The jeep driver had other concerns as well. Many times this morning, he stopped to chat to the drivers of minibuses. He was a man of local reputation, our jeep driver; I hadn’t guessed that on the way out. So he was more than a man of the mountains; his elegance—the full white trousers, the tan shirt, the beautiful hair—was studied.

The whispers now, with the other drivers! The air of conspiracy! I thought he might have been asking for another kind of root or drug, less healing. But he was talking about politics, about the local elections the military government had decreed. In spite of the goats and the sheep and the camels and the tents and the cooking fires and the Afghans with their red-and-black costumes and their silver jewellery, the valley was full of politics. The jeep driver’s party was the party of Mr. Bhutto. Mr. Bhutto had been hanged five months before; but his party still drew the people’s affections in the valley.

Mr. Bhutto, the jeep driver said, was the only man in Pakistan who had ever done anything for the poor. Before Mr. Bhutto, in the time of General Ayub (ruled 1958–69), poor people could get passports only for countries like Afghanistan and India, bad countries, countries with no jobs, no opportunities. In Mr. Bhutto’s time you could get passports for everywhere—Europe, America, Saudi Arabia, Abu Dhabi, everywhere. Now once again you couldn’t get passports.

Masood (wearing a blue nylon zip-up windcheater and an embroidered white skullcap) said to me in English, “It’s the foreign governments that stopped it. But he doesn’t think so.”

The jeep driver said he was born in the valley. His father kept a shop, so he was better off than most. He became interested in politics only in the time of Mr. Bhutto. “This place,” he said (in Masood’s translation), “had big landlords in the old days. They grew their three crops a year. They sold their crops. They got local people to work for them, and the people worked for them only for food. This is what used to happen in this place.”

And that bridge there, across the Kunhar River, that bridge was built by Mr. Bhutto.

The jeep driver talked on, whipping himself up. He seemed quite different from the man who had driven us into the valley, who had been playful enough to bargain for the Afghan rug for me. Masood stopped translating.

After a while Masood said, “He’s being emotional now. Very emotional. He is saying that Mr. Bhutto isn’t dead.”

We had travelled out with sad and sweet film songs about love: they had given a mood to the dusk and the river and the lights of the far-off houses. We were travelling back with this other passion. And I began to look at the people on the road with another eye: they were the poor, the neglected. But that wasn’t quite what the driver was seeing.

“These maulanas,” the driver said, in Masood’s translation, “are using Islam as a tool. We are all Muslims. We are not Muslims in their way. They want to destroy Pakistan. Our Islam is better. We are the only people who can save Islam and Pakistan.”

We had to stop. A truck was being loaded with pine logs. The logs were being manhandled from the mountainside onto the truck. The road was narrow; we had to wait until the log-loading was completed. A red Suzuki minibus was waiting ahead of us. We got out. The road was trampled into fine dust by the flocks that had passed. The jeep driver scrambled up the road cutting to talk to the loaders, and then to sit and watch them.

Masood and I stood beside the gorge of the Kunhar.

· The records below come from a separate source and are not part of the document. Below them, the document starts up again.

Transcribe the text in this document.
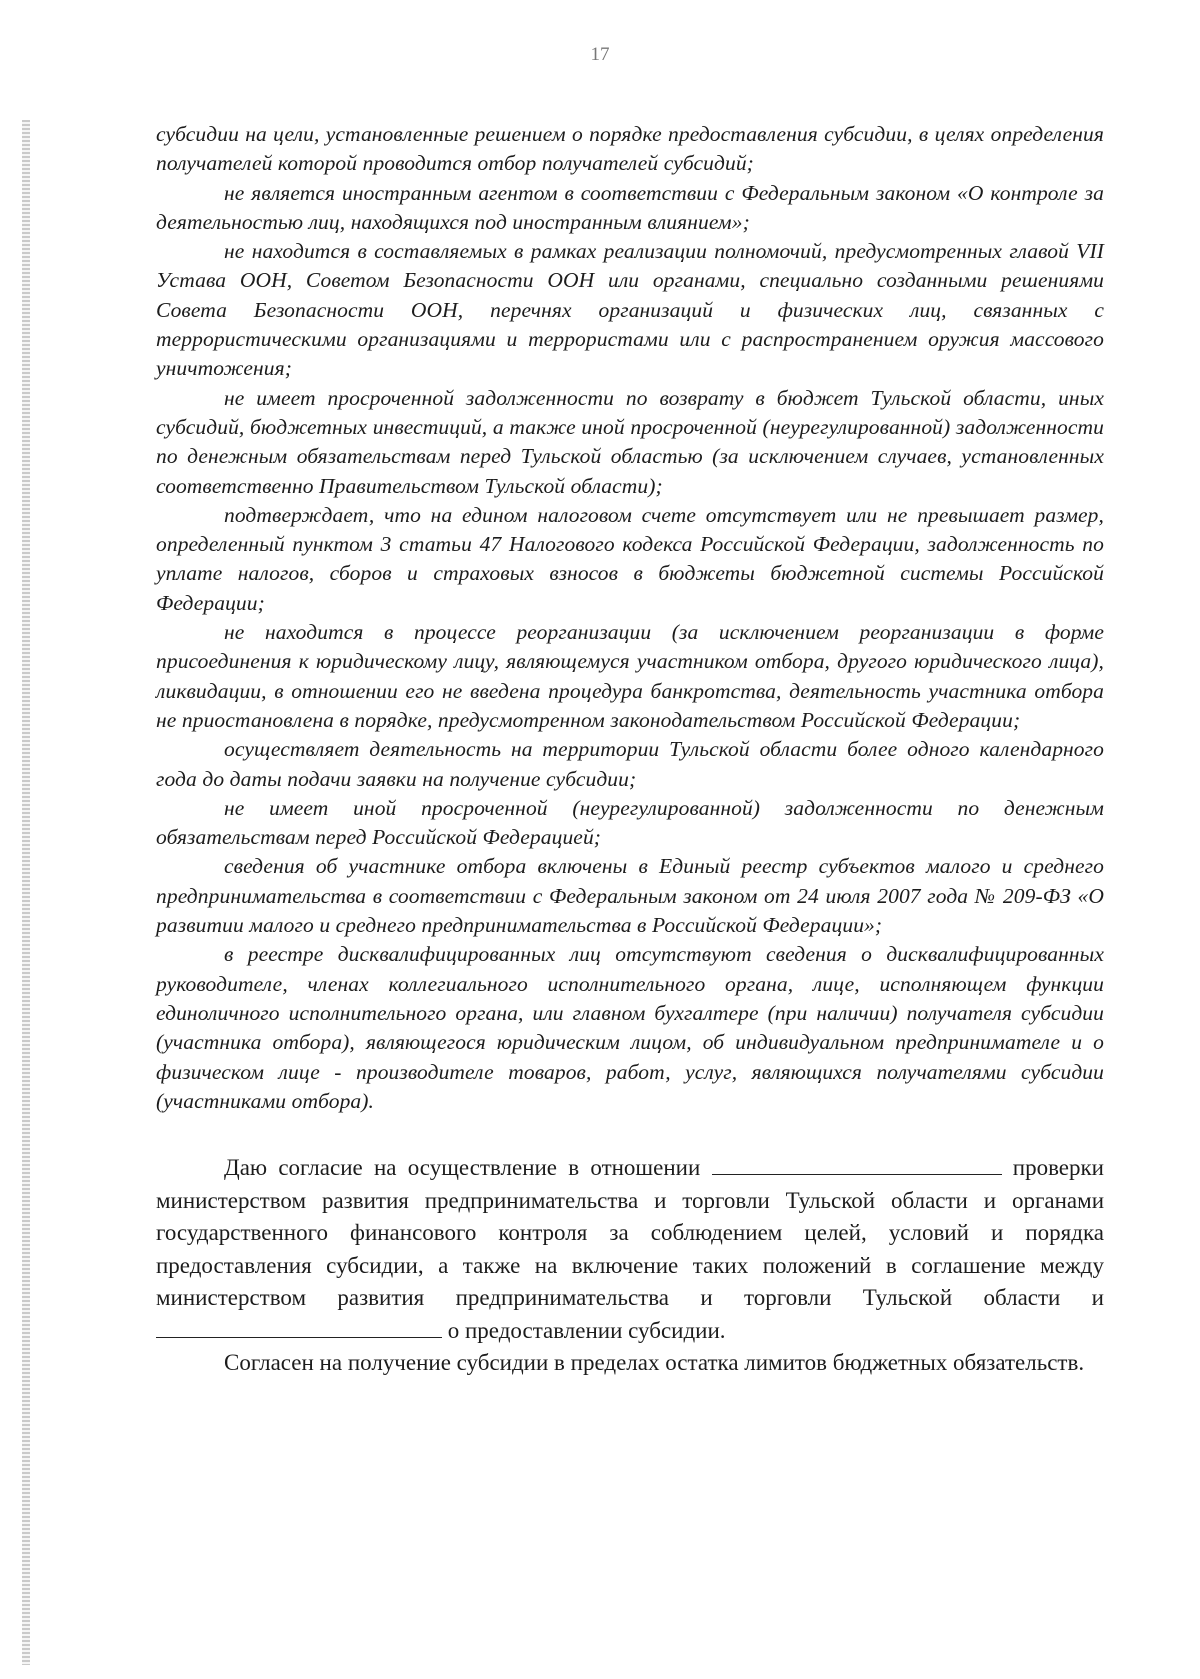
17

субсидии на цели, установленные решением о порядке предоставления субсидии, в целях определения получателей которой проводится отбор получателей субсидий;

не является иностранным агентом в соответствии с Федеральным законом «О контроле за деятельностью лиц, находящихся под иностранным влиянием»;

не находится в составляемых в рамках реализации полномочий, предусмотренных главой VII Устава ООН, Советом Безопасности ООН или органами, специально созданными решениями Совета Безопасности ООН, перечнях организаций и физических лиц, связанных с террористическими организациями и террористами или с распространением оружия массового уничтожения;

не имеет просроченной задолженности по возврату в бюджет Тульской области, иных субсидий, бюджетных инвестиций, а также иной просроченной (неурегулированной) задолженности по денежным обязательствам перед Тульской областью (за исключением случаев, установленных соответственно Правительством Тульской области);

подтверждает, что на едином налоговом счете отсутствует или не превышает размер, определенный пунктом 3 статьи 47 Налогового кодекса Российской Федерации, задолженность по уплате налогов, сборов и страховых взносов в бюджеты бюджетной системы Российской Федерации;

не находится в процессе реорганизации (за исключением реорганизации в форме присоединения к юридическому лицу, являющемуся участником отбора, другого юридического лица), ликвидации, в отношении его не введена процедура банкротства, деятельность участника отбора не приостановлена в порядке, предусмотренном законодательством Российской Федерации;

осуществляет деятельность на территории Тульской области более одного календарного года до даты подачи заявки на получение субсидии;

не имеет иной просроченной (неурегулированной) задолженности по денежным обязательствам перед Российской Федерацией;

сведения об участнике отбора включены в Единый реестр субъектов малого и среднего предпринимательства в соответствии с Федеральным законом от 24 июля 2007 года № 209-ФЗ «О развитии малого и среднего предпринимательства в Российской Федерации»;

в реестре дисквалифицированных лиц отсутствуют сведения о дисквалифицированных руководителе, членах коллегиального исполнительного органа, лице, исполняющем функции единоличного исполнительного органа, или главном бухгалтере (при наличии) получателя субсидии (участника отбора), являющегося юридическим лицом, об индивидуальном предпринимателе и о физическом лице - производителе товаров, работ, услуг, являющихся получателями субсидии (участниками отбора).

Даю согласие на осуществление в отношении	проверки министерством развития предпринимательства и торговли Тульской области и органами государственного финансового контроля за соблюдением целей, условий и порядка предоставления субсидии, а также на включение таких положений в соглашение между министерством развития предпринимательства и торговли Тульской области и  о предоставлении субсидии.

Согласен на получение субсидии в пределах остатка лимитов бюджетных обязательств.
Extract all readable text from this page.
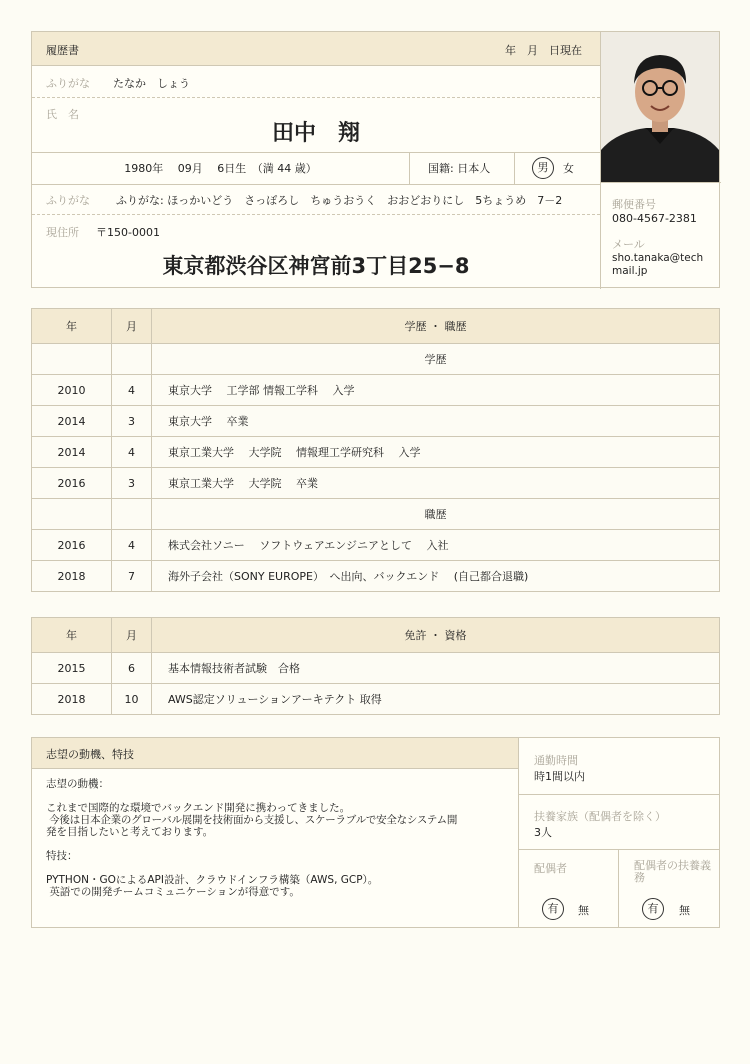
履歴書	年　月　日現在
ふりがな たなか　しょう
氏　名
田中　翔
1980年　 09月　 6日生　（満 44 歳）	国籍: 日本人	男	女
ふりがな ふりがな: ほっかいどう　さっぽろし　ちゅうおうく　おおどおりにし　5ちょうめ　7－2
現住所 〒150-0001
東京都渋谷区神宮前3丁目25−8
郵便番号
080-4567-2381
メール
sho.tanaka@tech mail.jp
年	月	学歴 ・ 職歴
		学歴
2010	4	東京大学　 工学部 情報工学科　 入学
2014	3	東京大学　 卒業
2014	4	東京工業大学　 大学院　 情報理工学研究科　 入学
2016	3	東京工業大学　 大学院　 卒業
		職歴
2016	4	株式会社ソニー　 ソフトウェアエンジニアとして　 入社
2018	7	海外子会社（SONY EUROPE）　へ出向、バックエンド　 (自己都合退職)
年	月	免許 ・ 資格
2015	6	基本情報技術者試験　合格
2018	10	AWS認定ソリューションアーキテクト 取得
志望の動機、特技
志望の動機：
これまで国際的な環境でバックエンド開発に携わってきました。
今後は日本企業のグローバル展開を技術面から支援し、スケーラブルで安全なシステム開
発を目指したいと考えております。
特技：
PYTHON・GOによるAPI設計、クラウドインフラ構築（AWS, GCP）。
英語での開発チームコミュニケーションが得意です。
通勤時間
時1間以内
扶養家族（配偶者を除く）
3人
配偶者
有	無
配偶者の扶養義務
有	無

Masood said, “I agree with what he says about the maulanas. It is my attitude. There is fifteen percent literacy in this place.”

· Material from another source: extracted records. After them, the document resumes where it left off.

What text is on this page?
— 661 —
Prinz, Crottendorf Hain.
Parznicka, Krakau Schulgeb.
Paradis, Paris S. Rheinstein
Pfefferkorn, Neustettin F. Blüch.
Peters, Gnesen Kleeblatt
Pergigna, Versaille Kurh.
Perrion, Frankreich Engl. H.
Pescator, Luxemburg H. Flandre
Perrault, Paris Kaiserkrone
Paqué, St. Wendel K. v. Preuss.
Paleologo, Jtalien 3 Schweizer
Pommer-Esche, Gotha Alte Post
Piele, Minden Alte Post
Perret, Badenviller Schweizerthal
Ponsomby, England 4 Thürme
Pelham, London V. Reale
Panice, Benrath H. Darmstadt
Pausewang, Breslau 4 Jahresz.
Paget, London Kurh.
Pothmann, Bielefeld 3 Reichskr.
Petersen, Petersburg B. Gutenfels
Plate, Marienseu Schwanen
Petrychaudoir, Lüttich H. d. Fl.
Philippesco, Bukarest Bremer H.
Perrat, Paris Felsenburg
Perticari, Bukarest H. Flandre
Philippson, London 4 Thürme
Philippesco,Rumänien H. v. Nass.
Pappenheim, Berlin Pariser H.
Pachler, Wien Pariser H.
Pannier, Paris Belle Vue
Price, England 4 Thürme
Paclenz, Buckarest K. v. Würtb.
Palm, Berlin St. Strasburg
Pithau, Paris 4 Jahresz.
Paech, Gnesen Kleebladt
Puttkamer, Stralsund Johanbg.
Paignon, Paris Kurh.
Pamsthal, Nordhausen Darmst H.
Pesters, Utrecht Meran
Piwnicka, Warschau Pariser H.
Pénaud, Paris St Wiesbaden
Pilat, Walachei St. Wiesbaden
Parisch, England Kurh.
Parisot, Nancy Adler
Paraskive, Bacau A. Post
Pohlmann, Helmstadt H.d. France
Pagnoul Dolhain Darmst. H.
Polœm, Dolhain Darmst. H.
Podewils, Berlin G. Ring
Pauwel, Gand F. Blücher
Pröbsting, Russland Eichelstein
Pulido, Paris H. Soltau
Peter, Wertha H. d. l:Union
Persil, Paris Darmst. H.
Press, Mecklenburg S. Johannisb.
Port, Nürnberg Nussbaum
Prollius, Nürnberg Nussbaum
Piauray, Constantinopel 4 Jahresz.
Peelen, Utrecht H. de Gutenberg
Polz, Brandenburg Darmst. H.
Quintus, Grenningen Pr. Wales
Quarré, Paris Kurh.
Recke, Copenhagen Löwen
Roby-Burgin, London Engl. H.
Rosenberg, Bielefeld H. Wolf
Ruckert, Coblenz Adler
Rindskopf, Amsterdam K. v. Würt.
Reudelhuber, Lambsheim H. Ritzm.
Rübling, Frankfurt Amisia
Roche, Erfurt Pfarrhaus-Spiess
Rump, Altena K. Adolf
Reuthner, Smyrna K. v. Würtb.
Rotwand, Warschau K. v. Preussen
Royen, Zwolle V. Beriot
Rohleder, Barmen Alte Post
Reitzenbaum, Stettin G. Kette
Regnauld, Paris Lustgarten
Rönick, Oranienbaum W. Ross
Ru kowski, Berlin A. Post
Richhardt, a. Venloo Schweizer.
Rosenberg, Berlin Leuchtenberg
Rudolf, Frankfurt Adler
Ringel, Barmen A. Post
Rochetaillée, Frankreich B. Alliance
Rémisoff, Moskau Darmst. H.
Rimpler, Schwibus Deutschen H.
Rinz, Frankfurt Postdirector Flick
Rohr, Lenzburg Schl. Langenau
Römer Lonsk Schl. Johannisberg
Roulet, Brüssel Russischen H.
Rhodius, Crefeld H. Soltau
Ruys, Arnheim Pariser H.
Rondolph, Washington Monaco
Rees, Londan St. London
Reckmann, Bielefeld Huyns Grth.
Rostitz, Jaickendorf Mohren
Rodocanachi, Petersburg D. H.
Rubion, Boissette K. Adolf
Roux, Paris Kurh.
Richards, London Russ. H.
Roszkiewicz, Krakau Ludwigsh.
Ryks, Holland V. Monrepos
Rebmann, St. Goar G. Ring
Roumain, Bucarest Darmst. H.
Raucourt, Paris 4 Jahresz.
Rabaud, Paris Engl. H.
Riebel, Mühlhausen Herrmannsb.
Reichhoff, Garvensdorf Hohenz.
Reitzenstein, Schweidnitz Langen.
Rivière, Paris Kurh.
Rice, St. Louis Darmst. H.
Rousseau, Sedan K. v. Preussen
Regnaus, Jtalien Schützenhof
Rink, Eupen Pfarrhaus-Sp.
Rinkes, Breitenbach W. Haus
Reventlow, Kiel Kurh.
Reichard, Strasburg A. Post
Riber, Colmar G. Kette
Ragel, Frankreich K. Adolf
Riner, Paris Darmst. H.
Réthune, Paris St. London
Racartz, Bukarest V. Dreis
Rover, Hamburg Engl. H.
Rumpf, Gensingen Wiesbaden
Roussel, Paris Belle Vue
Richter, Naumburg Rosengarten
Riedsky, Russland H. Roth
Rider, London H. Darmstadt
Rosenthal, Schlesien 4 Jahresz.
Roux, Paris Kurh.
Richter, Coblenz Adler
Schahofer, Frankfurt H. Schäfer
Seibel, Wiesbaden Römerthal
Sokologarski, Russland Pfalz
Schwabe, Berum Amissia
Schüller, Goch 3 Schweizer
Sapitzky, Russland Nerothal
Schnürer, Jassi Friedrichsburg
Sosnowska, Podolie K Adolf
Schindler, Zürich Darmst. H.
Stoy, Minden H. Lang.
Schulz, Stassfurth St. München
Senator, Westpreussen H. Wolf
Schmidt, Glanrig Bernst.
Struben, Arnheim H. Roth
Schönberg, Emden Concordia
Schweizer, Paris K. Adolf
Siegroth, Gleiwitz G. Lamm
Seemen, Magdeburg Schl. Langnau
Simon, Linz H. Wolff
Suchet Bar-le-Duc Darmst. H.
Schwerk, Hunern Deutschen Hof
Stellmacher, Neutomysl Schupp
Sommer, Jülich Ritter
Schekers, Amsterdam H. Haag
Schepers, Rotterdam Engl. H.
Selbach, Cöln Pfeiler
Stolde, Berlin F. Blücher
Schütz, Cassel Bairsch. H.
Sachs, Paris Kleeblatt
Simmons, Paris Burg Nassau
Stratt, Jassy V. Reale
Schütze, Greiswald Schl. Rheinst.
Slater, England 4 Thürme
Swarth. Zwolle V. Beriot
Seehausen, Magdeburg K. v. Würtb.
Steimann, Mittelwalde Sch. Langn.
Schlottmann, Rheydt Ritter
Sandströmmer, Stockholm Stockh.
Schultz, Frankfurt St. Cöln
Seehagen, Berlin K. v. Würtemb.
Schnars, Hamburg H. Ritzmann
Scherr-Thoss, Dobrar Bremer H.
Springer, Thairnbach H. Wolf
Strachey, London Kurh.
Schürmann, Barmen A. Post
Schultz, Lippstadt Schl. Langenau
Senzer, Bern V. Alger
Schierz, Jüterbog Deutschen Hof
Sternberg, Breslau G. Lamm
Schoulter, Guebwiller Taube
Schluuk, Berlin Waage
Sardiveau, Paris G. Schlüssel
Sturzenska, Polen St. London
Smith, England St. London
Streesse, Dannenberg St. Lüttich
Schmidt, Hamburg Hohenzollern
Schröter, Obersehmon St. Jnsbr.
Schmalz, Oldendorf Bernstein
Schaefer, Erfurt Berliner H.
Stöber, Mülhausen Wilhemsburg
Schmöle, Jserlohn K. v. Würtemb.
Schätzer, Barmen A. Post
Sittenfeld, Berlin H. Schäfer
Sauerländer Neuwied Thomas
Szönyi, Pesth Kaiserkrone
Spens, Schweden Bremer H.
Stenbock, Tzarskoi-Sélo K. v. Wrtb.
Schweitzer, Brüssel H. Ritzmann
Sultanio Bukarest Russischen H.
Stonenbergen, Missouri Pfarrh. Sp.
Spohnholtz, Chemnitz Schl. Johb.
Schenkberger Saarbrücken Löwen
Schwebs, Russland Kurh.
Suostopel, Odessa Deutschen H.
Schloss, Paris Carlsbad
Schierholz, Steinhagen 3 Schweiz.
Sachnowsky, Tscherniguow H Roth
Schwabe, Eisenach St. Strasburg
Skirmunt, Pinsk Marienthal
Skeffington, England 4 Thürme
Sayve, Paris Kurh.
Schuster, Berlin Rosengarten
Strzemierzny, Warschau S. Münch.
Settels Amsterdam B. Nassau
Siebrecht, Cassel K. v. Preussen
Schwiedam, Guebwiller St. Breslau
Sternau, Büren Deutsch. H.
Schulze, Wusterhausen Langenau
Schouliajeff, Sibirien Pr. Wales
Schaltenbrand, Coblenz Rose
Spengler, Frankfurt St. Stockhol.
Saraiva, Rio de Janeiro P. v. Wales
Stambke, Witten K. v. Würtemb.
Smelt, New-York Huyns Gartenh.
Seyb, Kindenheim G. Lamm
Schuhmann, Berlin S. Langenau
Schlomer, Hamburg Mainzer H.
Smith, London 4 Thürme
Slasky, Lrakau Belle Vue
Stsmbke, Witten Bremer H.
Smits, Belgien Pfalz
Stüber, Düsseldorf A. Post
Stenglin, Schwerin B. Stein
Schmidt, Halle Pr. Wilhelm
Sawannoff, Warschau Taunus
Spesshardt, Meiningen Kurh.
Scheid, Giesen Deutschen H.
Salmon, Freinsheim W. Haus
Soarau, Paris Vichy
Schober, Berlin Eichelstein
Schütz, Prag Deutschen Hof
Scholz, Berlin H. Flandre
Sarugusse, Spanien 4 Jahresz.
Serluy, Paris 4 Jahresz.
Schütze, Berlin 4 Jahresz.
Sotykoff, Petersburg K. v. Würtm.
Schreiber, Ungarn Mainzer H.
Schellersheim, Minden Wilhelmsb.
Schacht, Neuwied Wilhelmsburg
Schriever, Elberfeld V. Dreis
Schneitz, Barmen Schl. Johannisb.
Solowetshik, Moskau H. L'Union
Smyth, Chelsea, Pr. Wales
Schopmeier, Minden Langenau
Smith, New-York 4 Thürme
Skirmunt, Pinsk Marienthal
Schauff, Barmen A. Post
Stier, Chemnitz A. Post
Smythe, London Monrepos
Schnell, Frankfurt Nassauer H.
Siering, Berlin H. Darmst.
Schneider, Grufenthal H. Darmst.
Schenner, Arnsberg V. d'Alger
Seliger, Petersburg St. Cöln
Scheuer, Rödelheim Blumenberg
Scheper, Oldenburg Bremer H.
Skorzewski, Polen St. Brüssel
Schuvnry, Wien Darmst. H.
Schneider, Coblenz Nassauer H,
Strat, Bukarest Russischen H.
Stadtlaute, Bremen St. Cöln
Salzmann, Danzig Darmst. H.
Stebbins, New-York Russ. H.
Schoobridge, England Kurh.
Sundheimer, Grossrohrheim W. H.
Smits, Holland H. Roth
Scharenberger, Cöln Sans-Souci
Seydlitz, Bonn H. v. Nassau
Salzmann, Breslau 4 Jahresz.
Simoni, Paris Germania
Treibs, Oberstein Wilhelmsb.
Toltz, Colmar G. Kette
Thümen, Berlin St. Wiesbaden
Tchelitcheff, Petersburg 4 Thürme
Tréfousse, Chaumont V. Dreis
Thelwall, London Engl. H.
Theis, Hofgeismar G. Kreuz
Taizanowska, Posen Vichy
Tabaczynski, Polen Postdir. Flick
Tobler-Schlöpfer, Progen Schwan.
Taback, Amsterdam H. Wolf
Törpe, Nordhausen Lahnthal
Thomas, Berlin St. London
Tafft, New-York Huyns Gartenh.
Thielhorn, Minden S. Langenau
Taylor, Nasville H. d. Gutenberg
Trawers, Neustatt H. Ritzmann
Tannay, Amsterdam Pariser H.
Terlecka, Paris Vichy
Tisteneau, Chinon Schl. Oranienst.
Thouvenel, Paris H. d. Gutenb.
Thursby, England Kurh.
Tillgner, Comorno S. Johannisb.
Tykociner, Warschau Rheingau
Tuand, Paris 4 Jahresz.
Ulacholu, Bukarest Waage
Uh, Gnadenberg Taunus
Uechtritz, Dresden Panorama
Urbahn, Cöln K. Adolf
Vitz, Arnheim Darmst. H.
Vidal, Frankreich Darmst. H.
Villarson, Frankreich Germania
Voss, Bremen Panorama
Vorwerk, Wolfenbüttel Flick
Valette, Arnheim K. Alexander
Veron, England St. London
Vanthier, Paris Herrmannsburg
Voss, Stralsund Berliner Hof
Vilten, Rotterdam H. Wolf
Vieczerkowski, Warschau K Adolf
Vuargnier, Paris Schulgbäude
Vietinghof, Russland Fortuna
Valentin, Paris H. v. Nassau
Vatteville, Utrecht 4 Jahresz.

I said, “But isn’t it strange that the only freedom he wants is the freedom to leave the country? He doesn’t have any idea that the country might be developed, that there might be jobs here.”

Masood didn’t understand at first. The idea of escape was too much in his own mind. When he did understand he said, “But the rulers of the country have never had that idea or given people that idea. Now the army is in control.”